石川浩司のぶらりしりとり商店街 馬橋篇(BUBKA)



 この日、待ち合わせの馬橋には午後2時集合。いつもちょっと遅刻してしまいがちな俺は、気合いを入れて10分前には到着。しかし2時を結構まわっても、編集H嬢もイラスト山中嬢も来ない。携帯電話にかけてみても、編集H嬢は留守番電話、イラスト山中嬢に至っては「現在、お客さまの都合でお使いできません」って、電話代も払えないくらいだから、ここに来る電車代もない、ってことか!? もしくは、ふたりの策略で、新手の俺への放置プレイかっ!?

 

・・・イヤァァァァァ!! 



 と思った頃、ようやくふたりが登場。
「石川への放置プレイもこのくらいで勘弁してやるか、フフフ」ということか!?

 さて、ここ馬橋は千葉県。松戸の少し先だ。昔の街道筋だったのか、古そうな店もちらほらある。そんなところを、今日も今日とて、ふにゃふにゃと散歩気分で歩く3人。と、住宅街の中に、ちょっとだけ昔風の喫茶店「とら」があった。まぁ、店がまえは「ちょっとダサイ田舎の喫茶店」といったところで、特別変わっている、というほどでもないのだが、ここで俺が長年鍛え上げた「怪しい物件見つけ鼻」の鼻が、ニュゥゥゥゥっと、30cmぐらい伸びた。
「石川さん! 鼻が、鼻が! まるでピノッキオのようよ!」
 という女性陣の叫び声が聞こえた。
 ・・・というのはもちろんまったくの嘘だが、とにかくなにかピンとくるものがあり、俺は言った。
「ここ、入ってみよう」
 そして中に侵入した途端、俺達はギクリとした。もしかしたら「ギクリ」と音まで出てしまったかもしれない。そう。そこは客席20人ぐらいの店だったのだが、ほぼ満席。しかしそこでギラリと俺達の方を振り返った全員が、おそらく70を越えた老人達だったのだ。しかも、どう見てもメニューにはない柿を剥いたり、煎餅を齧ったりと、よーするに「老人御用達喫茶店」だったのだ。それでもどうにか席を作ってもらって、座る。が、なんともいえない違和感はどうすることも出来なかった。例えばそれは、「ナメクジ愛好会」の会合で、全員がナメクジの動きを実体験しようと、床に油をひいてクネクネ半裸で這いずりまわっているところに、突如自分が放りこまれたようなものだ。とまどひ、とまどひ。俺達は「ゆで卵、トースト、ミニサラダ、コーヒー」のサービスセット500円を食い終わると、そそくさとその場をあとにした。
 実は俺は店のママさん(もちろん老人)に背をむけていたので気づかなかったのだが、あとのふたりに店を出たあと聞くと、ママさんからさり気なく「どーしてこの店に入ってきた。誰かに頼まれたスパイか!?」とでも言いたげな怪しい視線をチラチラ感じたという。しかしなんにしろ、老人達はおそらく日がな一日、この喫茶店でダベッているのだろう。俺達がいる間も老婆達の洪笑は、間断なく、続いていた。とにかく「超フケ専」の読者がいたら、ここは必須スポットだな。常磐線にエッチラ乗ってでも、行く価値あるぞ。

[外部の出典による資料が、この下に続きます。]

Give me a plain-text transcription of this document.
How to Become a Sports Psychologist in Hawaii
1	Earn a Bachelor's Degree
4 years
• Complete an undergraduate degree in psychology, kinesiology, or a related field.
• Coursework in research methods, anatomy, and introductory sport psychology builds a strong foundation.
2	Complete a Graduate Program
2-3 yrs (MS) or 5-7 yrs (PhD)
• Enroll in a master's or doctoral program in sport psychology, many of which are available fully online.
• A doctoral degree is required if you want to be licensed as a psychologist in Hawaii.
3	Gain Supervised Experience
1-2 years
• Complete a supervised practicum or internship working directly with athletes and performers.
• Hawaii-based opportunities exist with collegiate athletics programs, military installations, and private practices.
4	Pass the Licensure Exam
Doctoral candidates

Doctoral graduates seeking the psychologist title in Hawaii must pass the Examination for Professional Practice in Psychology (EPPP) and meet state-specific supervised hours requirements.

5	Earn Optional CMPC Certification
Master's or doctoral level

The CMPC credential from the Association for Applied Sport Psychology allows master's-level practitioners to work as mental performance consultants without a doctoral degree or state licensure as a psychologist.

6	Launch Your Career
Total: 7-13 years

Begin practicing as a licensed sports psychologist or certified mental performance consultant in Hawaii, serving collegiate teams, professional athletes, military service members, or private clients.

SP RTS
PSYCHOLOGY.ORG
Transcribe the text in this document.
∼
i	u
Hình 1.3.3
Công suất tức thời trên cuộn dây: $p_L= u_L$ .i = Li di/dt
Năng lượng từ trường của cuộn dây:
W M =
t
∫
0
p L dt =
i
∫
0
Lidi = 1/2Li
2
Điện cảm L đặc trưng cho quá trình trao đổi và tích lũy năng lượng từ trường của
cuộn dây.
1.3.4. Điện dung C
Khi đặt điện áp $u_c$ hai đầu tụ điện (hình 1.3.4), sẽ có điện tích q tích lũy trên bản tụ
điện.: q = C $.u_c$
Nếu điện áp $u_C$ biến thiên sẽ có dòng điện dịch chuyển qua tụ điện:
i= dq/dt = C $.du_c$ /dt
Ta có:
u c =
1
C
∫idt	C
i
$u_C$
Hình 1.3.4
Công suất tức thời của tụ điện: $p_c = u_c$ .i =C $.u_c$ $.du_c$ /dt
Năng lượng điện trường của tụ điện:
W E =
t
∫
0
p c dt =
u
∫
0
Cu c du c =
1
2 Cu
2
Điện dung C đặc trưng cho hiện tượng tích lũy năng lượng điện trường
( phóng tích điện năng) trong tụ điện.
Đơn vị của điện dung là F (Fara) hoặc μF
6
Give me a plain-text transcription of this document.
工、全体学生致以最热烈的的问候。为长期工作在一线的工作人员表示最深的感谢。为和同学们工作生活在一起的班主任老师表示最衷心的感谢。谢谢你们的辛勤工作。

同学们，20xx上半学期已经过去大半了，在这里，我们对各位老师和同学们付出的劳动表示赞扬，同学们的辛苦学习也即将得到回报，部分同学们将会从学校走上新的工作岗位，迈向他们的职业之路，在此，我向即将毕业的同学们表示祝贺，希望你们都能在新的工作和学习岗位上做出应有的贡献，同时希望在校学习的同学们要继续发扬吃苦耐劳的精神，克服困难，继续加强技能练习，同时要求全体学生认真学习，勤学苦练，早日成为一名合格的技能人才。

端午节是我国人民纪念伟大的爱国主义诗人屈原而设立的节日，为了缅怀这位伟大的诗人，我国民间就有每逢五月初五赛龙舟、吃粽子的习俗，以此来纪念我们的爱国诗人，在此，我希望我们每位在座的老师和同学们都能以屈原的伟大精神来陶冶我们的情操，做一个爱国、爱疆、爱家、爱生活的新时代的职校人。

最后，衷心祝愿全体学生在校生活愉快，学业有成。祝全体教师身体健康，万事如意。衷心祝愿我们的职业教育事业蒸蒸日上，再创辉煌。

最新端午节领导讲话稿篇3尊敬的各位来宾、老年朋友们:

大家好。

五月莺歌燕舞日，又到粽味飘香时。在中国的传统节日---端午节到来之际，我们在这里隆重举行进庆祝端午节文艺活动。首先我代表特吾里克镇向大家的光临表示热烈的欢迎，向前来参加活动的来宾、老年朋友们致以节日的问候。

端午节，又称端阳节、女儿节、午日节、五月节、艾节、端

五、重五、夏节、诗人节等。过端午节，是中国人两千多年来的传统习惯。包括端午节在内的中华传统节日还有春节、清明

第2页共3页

 その後、駅近くの「ブレッド&ケーキ YAMAZAKI」には、パンもケーキもひとつも置いておらず、千葉県名産ピーナツと煎餅しか置いてないのを発見したり、「名物・馬橋せんべい」には「キッコー」という煎餅があり、醤油の産地の千葉なので、キッコーマンの醤油で焼いたものだと思ったら、ただ亀の形をしていて、
「いやぁ、「亀甲」という字が難しかったから、カタカナにしたんすよ」
 というわけのわからない解説を聞いたり、「山長」のごまだんごは黒ごまコッテリ60円でおいしかったり、駅裏には、謎の「古い枕木売ります」の「鉄道用品株式会社」があった。
「俺も枕木でも買おうかな~」
 とふと思ったが、よく考えたら何に使うんじゃーい! でも鉄道マニアにはたまらんだろーな。「抱き枕」ならぬ「抱き枕木」とかにして、鉄道の夢を見る輩もいるのか?
 と、山中さんが、その倉庫の中に入ったまま、なかなか出てこない。と、しばらくして「ピーッ」という音とともに、山中さんが運転席に座り、
「これ、買っちゃった!」
 と列車を走らせてきた。
「でもレール買うお金なかったので、このまま帰るね」
 と言って、そのまま去っていった・・・来月には帰って来てね、山中さん・・・。
 と、今月はメルヘン調に終わってみたりして。